Abstract

Microbial biofilms were massively developing on the surfaces and within the painting layers of mural paintings of a parish church in Lower Saxony, which were exposed and restored in the end of 1970s. The causes of the heavy infections remained unclear. Within the frame of an European research project (ENV4-CT98-0705) these microbial infections were documented and analyzed. By scanning electron microscopy (SEM) and dissecting microscope analysis of mural painting fragments it was shown that the main biofilm formers were microscopic fungi with strong pigment development. Thirty-two fungal and 139 heterotrophic bacterial isolates were obtained by cultivation methods. Most of the fungi (32 isolates) were characterized by morphological methods and nutritional physiology (BIOLOG system) and identified as Acremonium, Aspergillus, Cladosporium, Fusarium and other imperfect fungal genera among which several melanized Mycelia sterilia.

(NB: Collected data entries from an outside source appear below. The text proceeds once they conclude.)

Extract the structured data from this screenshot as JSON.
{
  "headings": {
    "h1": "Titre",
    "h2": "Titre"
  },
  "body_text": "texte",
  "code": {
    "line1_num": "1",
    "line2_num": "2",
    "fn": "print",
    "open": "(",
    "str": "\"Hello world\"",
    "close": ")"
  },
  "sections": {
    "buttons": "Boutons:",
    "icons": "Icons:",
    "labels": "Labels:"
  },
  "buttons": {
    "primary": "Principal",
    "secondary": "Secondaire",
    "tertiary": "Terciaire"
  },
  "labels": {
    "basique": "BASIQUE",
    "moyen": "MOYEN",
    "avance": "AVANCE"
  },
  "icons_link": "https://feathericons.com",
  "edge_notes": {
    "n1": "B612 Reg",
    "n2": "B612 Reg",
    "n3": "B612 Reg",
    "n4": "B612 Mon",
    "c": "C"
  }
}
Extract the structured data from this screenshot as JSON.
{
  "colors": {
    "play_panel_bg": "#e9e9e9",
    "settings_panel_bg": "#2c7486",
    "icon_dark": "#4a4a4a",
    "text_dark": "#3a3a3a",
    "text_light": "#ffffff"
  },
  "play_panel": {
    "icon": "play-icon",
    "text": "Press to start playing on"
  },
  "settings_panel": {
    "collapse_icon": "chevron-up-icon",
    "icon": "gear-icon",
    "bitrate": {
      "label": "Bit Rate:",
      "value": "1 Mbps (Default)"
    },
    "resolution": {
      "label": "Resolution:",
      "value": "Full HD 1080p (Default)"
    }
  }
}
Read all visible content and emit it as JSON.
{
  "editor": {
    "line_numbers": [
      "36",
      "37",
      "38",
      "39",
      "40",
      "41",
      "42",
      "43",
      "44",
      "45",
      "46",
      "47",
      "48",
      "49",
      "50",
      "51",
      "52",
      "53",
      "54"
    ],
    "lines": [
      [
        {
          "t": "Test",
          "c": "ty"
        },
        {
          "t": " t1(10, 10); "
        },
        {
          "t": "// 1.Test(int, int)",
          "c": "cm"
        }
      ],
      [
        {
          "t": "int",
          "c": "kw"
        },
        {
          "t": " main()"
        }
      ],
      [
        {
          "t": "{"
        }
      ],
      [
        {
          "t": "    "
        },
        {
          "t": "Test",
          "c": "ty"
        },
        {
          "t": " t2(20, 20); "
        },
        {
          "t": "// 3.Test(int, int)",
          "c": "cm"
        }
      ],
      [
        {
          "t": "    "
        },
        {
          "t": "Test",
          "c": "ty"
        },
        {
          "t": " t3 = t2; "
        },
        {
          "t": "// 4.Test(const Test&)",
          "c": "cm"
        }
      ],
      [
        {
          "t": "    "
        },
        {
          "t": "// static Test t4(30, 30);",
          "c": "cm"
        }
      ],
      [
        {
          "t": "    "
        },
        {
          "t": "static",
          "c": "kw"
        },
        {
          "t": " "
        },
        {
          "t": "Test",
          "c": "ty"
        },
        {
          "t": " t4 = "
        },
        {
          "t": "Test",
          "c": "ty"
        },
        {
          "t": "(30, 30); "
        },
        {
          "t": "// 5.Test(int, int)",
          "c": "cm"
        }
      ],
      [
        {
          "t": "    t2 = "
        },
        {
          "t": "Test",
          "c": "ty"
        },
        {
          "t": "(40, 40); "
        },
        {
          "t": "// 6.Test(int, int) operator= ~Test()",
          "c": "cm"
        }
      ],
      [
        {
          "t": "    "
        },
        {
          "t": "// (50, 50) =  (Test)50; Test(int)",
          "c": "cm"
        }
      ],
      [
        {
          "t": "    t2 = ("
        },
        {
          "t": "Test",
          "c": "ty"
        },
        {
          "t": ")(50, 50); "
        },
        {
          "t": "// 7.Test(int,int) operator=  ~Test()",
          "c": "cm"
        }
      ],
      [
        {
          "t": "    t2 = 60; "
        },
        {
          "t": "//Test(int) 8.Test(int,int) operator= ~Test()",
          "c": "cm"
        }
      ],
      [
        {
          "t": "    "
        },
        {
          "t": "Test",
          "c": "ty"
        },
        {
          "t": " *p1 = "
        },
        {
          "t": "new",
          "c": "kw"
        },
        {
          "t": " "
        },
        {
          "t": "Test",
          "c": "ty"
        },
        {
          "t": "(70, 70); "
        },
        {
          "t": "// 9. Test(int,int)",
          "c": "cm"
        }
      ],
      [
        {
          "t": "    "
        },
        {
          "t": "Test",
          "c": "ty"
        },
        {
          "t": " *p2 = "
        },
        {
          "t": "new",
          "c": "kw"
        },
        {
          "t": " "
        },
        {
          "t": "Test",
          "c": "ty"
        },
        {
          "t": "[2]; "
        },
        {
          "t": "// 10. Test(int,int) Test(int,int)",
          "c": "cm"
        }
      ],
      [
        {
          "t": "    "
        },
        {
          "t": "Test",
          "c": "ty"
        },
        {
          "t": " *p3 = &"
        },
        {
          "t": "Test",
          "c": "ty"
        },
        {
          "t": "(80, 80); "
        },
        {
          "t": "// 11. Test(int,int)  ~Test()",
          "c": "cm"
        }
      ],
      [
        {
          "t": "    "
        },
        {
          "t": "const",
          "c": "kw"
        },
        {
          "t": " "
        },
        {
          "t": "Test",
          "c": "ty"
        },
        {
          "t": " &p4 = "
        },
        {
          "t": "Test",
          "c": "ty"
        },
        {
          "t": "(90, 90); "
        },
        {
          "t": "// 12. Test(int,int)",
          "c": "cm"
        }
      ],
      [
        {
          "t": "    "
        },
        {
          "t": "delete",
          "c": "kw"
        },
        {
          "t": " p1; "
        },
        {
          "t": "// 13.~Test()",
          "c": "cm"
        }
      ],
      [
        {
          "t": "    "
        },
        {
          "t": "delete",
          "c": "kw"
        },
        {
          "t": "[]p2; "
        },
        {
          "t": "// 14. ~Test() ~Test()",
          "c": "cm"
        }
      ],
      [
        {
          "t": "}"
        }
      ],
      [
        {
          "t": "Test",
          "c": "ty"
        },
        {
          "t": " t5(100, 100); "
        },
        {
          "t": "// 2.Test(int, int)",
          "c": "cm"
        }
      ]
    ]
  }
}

Representative bacterial strains were analyzed by 16S rDNA sequencing, the majority of bacteria belonged to the genera Arthrobacter, Bacillus and Bacillus-related genera. Isolated strains (both fungal and bacterial) belong to spore formers and thus could have been potentially stimulated to grow only by the transfer to the growth medium. The results of SEM analysis, cultivation experiments and visualization of microbial activity, confirm the hypothesis that the current microbial community is inactive and represent a stagnant microbial community developed after drastic environmental changes caused by an unfortunate conservation treatment.